His ideal classroom, Khan said, is not a bunch of chairs all positioned to look at a teacher standing in front of the class, but a "much more collaborative space."
"It's not one pace fits all anymore," he said. "The teacher will be doing focused interventions with them. They will be monitoring them, inspiring them. They won't be lecturing them."
About 25 to 30 schools, most of them based around Silicon Valley, have started implementing the Khan Academy as a pilot program, exploring how it might change teaching and learning.

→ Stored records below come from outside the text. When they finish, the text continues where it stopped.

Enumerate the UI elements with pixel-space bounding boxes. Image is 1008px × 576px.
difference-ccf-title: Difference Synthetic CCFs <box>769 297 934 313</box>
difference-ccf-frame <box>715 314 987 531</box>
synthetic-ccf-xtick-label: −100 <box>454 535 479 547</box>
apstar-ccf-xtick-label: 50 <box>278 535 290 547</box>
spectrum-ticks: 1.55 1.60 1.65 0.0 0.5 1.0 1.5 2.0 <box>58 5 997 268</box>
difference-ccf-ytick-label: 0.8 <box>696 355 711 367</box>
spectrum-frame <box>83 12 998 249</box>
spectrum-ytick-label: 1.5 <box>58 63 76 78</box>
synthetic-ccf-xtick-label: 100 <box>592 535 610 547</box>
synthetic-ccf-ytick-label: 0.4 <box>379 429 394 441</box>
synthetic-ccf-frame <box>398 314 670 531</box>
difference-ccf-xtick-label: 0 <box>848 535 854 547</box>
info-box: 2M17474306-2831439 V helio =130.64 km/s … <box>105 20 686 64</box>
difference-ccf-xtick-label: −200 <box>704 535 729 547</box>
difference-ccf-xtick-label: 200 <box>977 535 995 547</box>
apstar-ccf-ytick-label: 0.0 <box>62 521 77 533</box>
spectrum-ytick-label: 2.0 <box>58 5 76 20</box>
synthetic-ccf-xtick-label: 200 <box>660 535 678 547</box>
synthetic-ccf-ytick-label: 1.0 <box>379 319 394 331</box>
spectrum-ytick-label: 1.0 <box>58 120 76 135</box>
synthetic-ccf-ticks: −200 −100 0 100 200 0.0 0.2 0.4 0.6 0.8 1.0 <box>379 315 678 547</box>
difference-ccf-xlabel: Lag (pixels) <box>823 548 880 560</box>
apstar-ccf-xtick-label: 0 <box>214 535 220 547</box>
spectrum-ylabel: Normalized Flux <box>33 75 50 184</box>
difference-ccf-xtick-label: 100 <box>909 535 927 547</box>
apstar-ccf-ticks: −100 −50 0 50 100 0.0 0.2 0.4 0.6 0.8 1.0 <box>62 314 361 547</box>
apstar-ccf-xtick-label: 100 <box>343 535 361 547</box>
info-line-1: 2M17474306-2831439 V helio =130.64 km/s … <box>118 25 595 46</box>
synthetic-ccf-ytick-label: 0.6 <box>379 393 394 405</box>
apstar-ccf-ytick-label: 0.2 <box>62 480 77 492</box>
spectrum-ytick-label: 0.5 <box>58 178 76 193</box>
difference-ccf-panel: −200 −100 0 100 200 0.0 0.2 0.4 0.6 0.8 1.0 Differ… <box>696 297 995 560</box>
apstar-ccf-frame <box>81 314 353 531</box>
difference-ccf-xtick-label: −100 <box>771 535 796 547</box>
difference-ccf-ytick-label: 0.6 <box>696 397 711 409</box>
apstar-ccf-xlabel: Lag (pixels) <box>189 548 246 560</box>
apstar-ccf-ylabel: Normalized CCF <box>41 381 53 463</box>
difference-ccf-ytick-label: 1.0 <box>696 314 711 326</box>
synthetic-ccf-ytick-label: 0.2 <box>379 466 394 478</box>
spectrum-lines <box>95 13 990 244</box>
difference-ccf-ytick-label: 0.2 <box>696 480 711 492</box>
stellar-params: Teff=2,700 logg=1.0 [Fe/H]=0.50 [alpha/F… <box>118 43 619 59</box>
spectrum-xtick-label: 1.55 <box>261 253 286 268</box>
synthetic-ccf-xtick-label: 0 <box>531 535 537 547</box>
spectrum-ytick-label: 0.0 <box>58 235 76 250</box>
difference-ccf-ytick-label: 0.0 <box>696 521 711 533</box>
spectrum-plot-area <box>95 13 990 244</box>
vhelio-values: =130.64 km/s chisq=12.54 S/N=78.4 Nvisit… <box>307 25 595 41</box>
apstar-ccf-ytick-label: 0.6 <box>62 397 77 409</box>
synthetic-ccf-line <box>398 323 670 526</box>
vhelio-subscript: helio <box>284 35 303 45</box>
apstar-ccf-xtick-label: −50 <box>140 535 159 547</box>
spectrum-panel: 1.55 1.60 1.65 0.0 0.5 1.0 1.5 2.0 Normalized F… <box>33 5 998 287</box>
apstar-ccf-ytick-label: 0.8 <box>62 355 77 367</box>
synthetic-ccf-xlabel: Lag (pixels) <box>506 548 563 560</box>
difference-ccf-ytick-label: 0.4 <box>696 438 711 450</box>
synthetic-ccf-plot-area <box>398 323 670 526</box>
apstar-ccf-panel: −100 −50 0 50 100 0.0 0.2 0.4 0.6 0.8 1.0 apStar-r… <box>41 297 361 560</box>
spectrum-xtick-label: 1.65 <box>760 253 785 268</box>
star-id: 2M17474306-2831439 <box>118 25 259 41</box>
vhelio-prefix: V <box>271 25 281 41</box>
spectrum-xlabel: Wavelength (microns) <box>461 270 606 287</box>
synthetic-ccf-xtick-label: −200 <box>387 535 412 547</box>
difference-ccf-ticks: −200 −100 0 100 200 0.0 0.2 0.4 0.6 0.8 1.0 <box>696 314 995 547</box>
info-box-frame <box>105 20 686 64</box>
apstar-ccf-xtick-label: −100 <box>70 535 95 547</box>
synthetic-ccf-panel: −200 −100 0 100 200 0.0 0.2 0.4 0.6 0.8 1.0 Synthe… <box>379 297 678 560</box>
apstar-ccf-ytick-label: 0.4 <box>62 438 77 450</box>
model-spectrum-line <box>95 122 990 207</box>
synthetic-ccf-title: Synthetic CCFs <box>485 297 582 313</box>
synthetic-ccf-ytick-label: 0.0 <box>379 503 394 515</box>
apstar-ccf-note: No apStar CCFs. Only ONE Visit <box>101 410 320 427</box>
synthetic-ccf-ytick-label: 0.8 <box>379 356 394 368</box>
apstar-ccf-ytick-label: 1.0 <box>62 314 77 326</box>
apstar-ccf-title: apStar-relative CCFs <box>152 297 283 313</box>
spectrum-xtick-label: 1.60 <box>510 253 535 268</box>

Khan and his academy have plenty of critics. Some argue that his approach is likely to work only for students who are already motivated self-starters -- while leaving many other kids behind. And other critics contend that online learning dilutes an essential dimension of learning: The human connection between good teachers and students.
Khan said the best answer to his critics comes from the very kids who use his lessons and exercises.
"The single biggest thing that happened, not obvious to us at first, the teachers and the principal told us is that the students started to take ownership of their learning," he said. "They started not to say, 'Hey, I'm passive, tell me what to do next.' They started to say, 'These are my goals. I'm going to seek out information, teacher, you are my coach, you're my mentor, help me do it.'"
Times are changing, but one thing is constant: The preciousness of our children, the beauty of their young minds, the hopes we have for them.
They are already online. Maybe, at least in some ways, that is where their classrooms can be too.